Persuading adolescents to take their treatment seriously, however, isn’t easy. Just like any other teenager, their health is not their first priority nor organisation their strongest suit. Clinics dedicated to young adults with HIV are springing up to try to help this group.
But, says Dr Caroline Foster, a consultant in adolescent HIV at Imperial College healthcare NHS trust, problems can occur when such facilities are not available and 18-year-olds find themselves ejected from the paediatric care facilities they have attended since they were born into an adult facility, ill-adjusted to their specific needs.”Adolescent survivors of HIV are a new and challenging population,” says Dr Steven Welch, a consultant paediatrician at Birmingham Heartlands hospital. “The challenge is that, having got to the stage when we can enable young people to survive with HIV, we can also give them the quality of life to go with it. But this is entirely new territory for us all: paediatric HIV consultants have never had to deal with adolescents, or their parents. And how do we help a young person, for example, who is about to have their first sexual experience but already has a sexually transmitted disease?”
These are challenges the medical profession must surmount, however, because although about 98% of diagnosed pregnant women now take antiretroviral therapy, there are still at least 40 infected babies born in the UK every year.
It happens, says Tookey, for a range of reasons: the mothers sometimes lead chaotic lifestyles or have long-standing undiagnosed infections.
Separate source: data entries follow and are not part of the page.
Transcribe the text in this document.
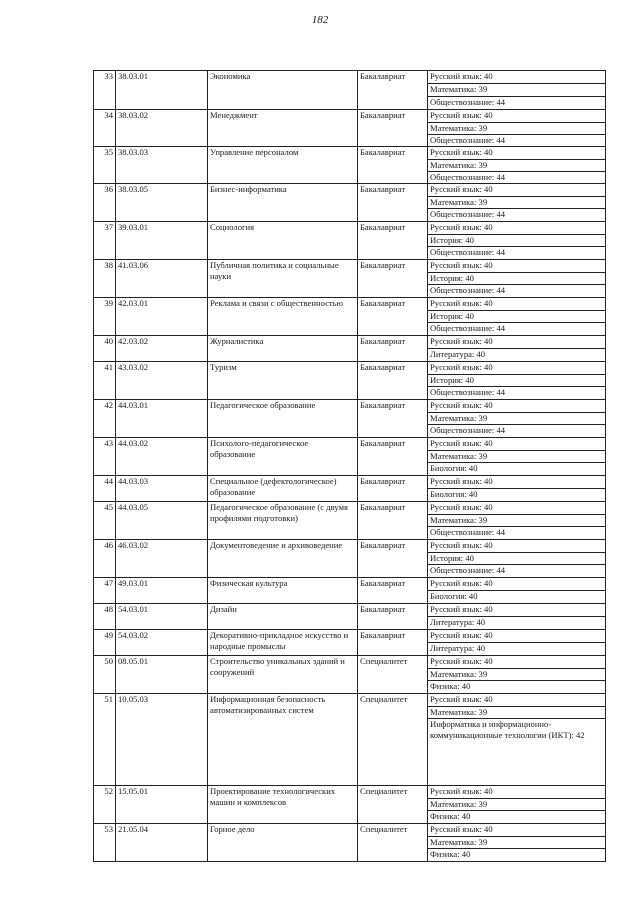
182
33	38.03.01	Экономика	Бакалавриат	Русский язык: 40
				Математика: 39
				Обществознание: 44
34	38.03.02	Менеджмент	Бакалавриат	Русский язык: 40
				Математика: 39
				Обществознание: 44
35	38.03.03	Управление персоналом	Бакалавриат	Русский язык: 40
				Математика: 39
				Обществознание: 44
36	38.03.05	Бизнес-информатика	Бакалавриат	Русский язык: 40
				Математика: 39
				Обществознание: 44
37	39.03.01	Социология	Бакалавриат	Русский язык: 40
				История: 40
				Обществознание: 44
38	41.03.06	Публичная политика и социальные науки	Бакалавриат	Русский язык: 40
				История: 40
				Обществознание: 44
39	42.03.01	Реклама и связи с общественностью	Бакалавриат	Русский язык: 40
				История: 40
				Обществознание: 44
40	42.03.02	Журналистика	Бакалавриат	Русский язык: 40
				Литература: 40
41	43.03.02	Туризм	Бакалавриат	Русский язык: 40
				История: 40
				Обществознание: 44
42	44.03.01	Педагогическое образование	Бакалавриат	Русский язык: 40
				Математика: 39
				Обществознание: 44
43	44.03.02	Психолого-педагогическое образование	Бакалавриат	Русский язык: 40
				Математика: 39
				Биология: 40
44	44.03.03	Специальное (дефектологическое) образование	Бакалавриат	Русский язык: 40
				Биология: 40
45	44.03.05	Педагогическое образование (с двумя профилями подготовки)	Бакалавриат	Русский язык: 40
				Математика: 39
				Обществознание: 44
46	46.03.02	Документоведение и архивоведение	Бакалавриат	Русский язык: 40
				История: 40
				Обществознание: 44
47	49.03.01	Физическая культура	Бакалавриат	Русский язык: 40
				Биология: 40
48	54.03.01	Дизайн	Бакалавриат	Русский язык: 40
				Литература: 40
49	54.03.02	Декоративно-прикладное искусство и народные промыслы	Бакалавриат	Русский язык: 40
				Литература: 40
50	08.05.01	Строительство уникальных зданий и сооружений	Специалитет	Русский язык: 40
				Математика: 39
				Физика: 40
51	10.05.03	Информационная безопасность автоматизированных систем	Специалитет	Русский язык: 40
				Математика: 39
				Информатика и информационно-коммуникационные технологии (ИКТ): 42
52	15.05.01	Проектирование технологических машин и комплексов	Специалитет	Русский язык: 40
				Математика: 39
				Физика: 40
53	21.05.04	Горное дело	Специалитет	Русский язык: 40
				Математика: 39
				Физика: 40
Or they get infected during pregnancy, a time when few women would think to use a condom. There are also women who get infected after they have given birth to a healthy baby but while they are still breastfeeding.
“It’s probably unrealistic to say we can get that 40 down to zero,” admits Tookey, whose study follows all infants born to women known to be HIV-positive at delivery in UK or Ireland. “But we should be able to get it down to 10 a year if we can make sure women have every opportunity to take the test, and if positive, have as much support as they need to enable them to take up the treatment in pregnancy, and avoid breastfeeding.”
That would, of course, be a medical triumph – but those living with HIV are equally concerned that there is a social breakthrough too.
It is because society stigmatises HIV with such “vicious ignorance”, says Pauline, that she dreads the moment she has to tell her young son about her own infection. “I got pregnant because I was too scared and ashamed to tell the nurse who gave me my ‘morning after’ pill about my HIV status. I didn’t realise that my medication made a difference to how well the contraception would work,” she says. “I’m hoping that, by the time my son needs to learn about my status, the stigma will have come down and people will be more comfortable talking about HIV. I’m hoping that by then, we won’t have to hide any more. That learning of my status will be the same as telling him I’ve got any other manageable disease.”
She pauses, an elegant young woman with long, immaculately lacquered nails at which she anxiously picks and tugs. “The fear that my son will judge me for having this disease is something I can’t begin to worry about now. Why should he blame me for being born sick? Why should anyone judge me for that?”